After Monday's better than expected showing, Citi's shares jumped as much as 4.4 per cent. But even with that the bank is trading at just 83 per cent of its tangible book value, the only major financial firm currently stuck at less than its net worth.
The discount makes sense based on Citi's reported earnings. Annualised return on equity for the first three months of the year was 7.8 per cent, below the 10 per cent rule-of-thumb threshold for banks to cover their cost of capital.
Yet, Citi is not the only player with subpar numbers. Bank of America and Morgan Stanley are also saddled by single-digit return on equity. The difference is that those fellow laggards have more tools for trying to change that.

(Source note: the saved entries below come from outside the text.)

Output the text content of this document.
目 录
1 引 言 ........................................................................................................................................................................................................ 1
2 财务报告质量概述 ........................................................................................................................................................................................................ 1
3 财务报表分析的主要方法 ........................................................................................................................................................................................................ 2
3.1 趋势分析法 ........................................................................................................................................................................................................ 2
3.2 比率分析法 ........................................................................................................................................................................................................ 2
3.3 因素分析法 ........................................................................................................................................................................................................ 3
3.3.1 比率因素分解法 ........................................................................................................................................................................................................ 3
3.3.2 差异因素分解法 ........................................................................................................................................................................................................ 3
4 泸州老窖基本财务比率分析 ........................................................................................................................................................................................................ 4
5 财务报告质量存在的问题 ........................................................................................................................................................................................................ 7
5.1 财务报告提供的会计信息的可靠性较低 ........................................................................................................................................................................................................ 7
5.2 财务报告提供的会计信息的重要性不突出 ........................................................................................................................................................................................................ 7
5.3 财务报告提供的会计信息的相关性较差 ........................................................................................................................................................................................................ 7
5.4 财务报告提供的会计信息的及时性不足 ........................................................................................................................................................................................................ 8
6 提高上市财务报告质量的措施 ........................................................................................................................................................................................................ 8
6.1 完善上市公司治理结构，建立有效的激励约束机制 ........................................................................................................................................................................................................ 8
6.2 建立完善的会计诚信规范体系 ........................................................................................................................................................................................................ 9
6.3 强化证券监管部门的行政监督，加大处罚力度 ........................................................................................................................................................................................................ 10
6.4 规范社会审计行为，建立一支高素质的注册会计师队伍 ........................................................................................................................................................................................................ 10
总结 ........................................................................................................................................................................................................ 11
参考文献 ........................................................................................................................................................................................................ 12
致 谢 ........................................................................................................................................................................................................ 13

First, the Federal Reserve has approved their plans to increase dividends - fivefold, in BofA's case - or to buy back stock, or both. The former boosts the total return to shareholders, while the latter improves ROE simply by reducing the amount of equity. The Fed nixed Citi's plans to return cash to investors because the regulator wasn't satisfied with the bank's method for measuring and reporting risk.

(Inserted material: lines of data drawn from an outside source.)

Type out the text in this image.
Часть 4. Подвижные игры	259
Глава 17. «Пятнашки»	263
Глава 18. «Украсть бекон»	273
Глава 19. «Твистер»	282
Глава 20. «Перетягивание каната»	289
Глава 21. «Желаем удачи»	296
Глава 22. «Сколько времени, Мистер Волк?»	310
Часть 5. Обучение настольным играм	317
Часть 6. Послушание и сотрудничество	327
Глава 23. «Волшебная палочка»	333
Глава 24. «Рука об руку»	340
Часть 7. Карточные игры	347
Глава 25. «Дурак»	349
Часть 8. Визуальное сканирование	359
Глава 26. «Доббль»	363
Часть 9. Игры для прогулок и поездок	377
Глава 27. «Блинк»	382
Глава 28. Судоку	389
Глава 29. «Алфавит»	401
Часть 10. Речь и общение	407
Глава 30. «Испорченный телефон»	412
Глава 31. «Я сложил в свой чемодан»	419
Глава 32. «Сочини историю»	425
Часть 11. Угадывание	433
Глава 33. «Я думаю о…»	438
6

The latest scandal to hit Corbat's firm underlines that issue. Last month, Citi revealed a $400-million hit at Banamex, its Mexican unit, stemming from fraudulent loans extended to a major supplier of oil giant Pemex. Citi confessed on Monday that it had found another perpetrator, though this one may have cost it less than $30 million. That's a worrying sign for a bank that needed government bailouts to stay afloat in the financial crisis. Fold in its inability to return capital to investors and a lack of options for boosting earnings and it's a stretch for Citi to join peers above book value.